Lembra-se do COMURBA?
Nessa época em que caiu o COMURBA eu
trabalhava de doméstica na casa situada na Rua São João esquina com a Rua Cristiano
Cleopath de propriedade de Luiz Ferreira Grosso. O pai dele, Manoel
Ferreira Grosso. faleceu sob
a queda do COMURBA. Ele era engenheiro, o carro do bombeiro passou com o corpo.
Paramos no período em que você foi admitida
no Cartório de Registro de Imóveis e Anexos ( Protestos, Títulos e Documentos,
Pessoa Jurídica) do Tácito Morato Kräenbühl.

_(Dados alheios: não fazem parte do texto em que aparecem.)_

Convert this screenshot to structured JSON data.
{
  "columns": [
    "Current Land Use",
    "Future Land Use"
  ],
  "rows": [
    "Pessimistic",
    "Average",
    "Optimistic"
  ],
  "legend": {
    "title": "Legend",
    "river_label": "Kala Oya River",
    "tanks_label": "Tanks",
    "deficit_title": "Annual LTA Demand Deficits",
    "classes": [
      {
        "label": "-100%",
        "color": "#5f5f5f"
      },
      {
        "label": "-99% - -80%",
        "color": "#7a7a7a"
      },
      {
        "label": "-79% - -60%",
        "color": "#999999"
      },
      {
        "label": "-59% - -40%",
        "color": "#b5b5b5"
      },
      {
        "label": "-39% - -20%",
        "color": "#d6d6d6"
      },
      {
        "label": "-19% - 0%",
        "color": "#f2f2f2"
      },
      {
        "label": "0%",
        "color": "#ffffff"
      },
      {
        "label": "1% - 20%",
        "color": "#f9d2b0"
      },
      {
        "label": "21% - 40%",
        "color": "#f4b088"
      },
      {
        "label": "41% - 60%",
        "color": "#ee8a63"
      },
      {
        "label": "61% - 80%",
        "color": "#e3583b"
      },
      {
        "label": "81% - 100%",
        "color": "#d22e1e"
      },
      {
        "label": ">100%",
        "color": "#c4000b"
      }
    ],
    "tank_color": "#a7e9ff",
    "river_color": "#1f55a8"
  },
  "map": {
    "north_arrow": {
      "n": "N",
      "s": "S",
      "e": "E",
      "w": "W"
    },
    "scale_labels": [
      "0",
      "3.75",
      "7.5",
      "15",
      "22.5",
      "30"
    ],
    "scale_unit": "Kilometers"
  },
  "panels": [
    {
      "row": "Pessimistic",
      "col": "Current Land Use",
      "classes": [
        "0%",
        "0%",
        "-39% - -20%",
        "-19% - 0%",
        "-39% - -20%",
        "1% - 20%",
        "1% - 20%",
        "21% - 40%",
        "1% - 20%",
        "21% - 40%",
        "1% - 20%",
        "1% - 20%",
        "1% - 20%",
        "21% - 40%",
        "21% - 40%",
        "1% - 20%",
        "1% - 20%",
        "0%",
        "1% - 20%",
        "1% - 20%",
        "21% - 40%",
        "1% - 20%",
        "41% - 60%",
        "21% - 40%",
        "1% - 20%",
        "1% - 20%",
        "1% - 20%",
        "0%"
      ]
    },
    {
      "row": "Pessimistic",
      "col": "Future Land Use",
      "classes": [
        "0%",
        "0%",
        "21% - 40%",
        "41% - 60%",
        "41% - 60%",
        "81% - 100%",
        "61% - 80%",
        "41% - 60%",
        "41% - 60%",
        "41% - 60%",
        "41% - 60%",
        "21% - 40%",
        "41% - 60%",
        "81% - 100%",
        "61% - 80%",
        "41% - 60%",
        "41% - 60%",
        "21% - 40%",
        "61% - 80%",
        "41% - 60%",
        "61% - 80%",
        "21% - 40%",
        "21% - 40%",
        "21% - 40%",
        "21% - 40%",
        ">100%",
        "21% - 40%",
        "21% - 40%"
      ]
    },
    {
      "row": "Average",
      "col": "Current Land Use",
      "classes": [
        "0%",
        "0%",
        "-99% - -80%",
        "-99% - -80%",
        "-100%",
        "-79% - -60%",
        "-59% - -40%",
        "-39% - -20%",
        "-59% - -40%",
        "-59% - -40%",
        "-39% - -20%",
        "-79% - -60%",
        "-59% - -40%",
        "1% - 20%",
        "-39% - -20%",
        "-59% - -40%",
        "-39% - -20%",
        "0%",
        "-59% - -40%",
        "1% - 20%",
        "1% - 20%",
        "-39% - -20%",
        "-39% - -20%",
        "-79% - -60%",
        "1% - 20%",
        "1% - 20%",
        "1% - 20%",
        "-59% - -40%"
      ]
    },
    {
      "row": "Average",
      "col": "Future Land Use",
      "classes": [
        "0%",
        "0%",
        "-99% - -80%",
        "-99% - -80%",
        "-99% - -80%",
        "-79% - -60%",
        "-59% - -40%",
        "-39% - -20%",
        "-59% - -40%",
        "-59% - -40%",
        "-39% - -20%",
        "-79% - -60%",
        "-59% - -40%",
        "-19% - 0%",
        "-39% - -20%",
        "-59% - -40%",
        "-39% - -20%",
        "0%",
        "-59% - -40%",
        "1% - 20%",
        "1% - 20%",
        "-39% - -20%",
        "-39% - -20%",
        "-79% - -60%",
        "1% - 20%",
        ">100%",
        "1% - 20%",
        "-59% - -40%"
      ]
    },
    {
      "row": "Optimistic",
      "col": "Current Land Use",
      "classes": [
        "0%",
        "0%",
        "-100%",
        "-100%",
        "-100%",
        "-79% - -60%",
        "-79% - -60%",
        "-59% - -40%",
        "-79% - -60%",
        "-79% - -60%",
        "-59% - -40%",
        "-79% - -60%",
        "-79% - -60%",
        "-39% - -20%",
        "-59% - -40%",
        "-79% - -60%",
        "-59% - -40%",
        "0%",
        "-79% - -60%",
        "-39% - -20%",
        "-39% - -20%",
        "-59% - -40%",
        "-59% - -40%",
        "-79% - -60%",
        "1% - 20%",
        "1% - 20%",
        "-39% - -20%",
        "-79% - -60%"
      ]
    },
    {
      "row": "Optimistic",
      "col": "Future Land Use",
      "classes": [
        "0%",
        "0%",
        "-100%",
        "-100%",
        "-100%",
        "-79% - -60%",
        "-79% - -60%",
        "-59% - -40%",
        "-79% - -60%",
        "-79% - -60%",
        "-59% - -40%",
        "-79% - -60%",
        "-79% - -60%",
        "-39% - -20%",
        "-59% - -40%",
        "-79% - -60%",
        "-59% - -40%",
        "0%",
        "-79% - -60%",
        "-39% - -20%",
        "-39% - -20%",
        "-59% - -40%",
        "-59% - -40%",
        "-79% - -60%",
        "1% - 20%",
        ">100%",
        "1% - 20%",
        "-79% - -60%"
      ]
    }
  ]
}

Depois separou tudo. Fomos fazer a
entrevista: Eu, Antonia Tabai Alves e Rita Quadro, vimos o Milton Ramos
escrevendo a máquina ficamos encantadas. No final do dia ele disse para
voltarmos no dia seguinte para trabalhar, nós três voltamos, a Rita saiu, eu e
a Antonia ficamos, a Antonia aposentou-se faz pouco tempo, resolveu parar. Ela
ficou no Kräenbühl até o final. Depois o Tácito faleceu ela ficou com a
Maria Luiza.
O Cartório é hereditário?
Antigamente era.
Você trabalhou em outro cartório?
Fui ao Cartório do Primeiro Oficio, na Rua XV de Novembro
para ver se precisava de serviço fora do horário, eu trabalhava no Kräenbühl e
precisava trabalhar mais para sustentar a minha filha. Comecei fazendo fichário, saia do Kräenbühl, depois
comecei a trabalhar também em “O Diário” de propriedade de Cecílio Elias Netto,
na Rua São José, ficava a noite para pegar os pequenos anúncios. Ia e voltava a
pé até a minha casa no Bairro Verde. Em “O Diário” fiquei uns dois ou três
anos. Tinha três empregos. Até que fui trabalhar no Cartório do Primeiro Oficio
O Seu Olavo Leitão que era o Tabelião se aposentou, ficou o Ben-Hur Galvão do
Amaral ele passou a Tabelião e tinha o Galdino Antonio Grisotto que era o
Oficial Maior. Atualmente Cartório não é mais hereditário, desde que entrei
para trabalhar em Cartório havia a previsão de que o Cartório passasse a ser do
governo, teve o concurso, o Tabelião que nós temos hoje, Oficial
Cartorário: Júlio César Bezerra
Rizzi veio de Ibitinga, por concurso. Tabelião substituto; Paulo José Cardoso. Substituto: Émerson
Akira Gaban. Eu fazia escrituras, mini compras, depois que me aposentei passei
a atender mais o público em balcão. Como tenho bastante conhecimento é mais
vantajoso para o patrão ter alguém assim na frente. Cartório é um serviço de
muita responsabilidade.
Você deve ter presenciado muitas situações curiosas ou diferentes.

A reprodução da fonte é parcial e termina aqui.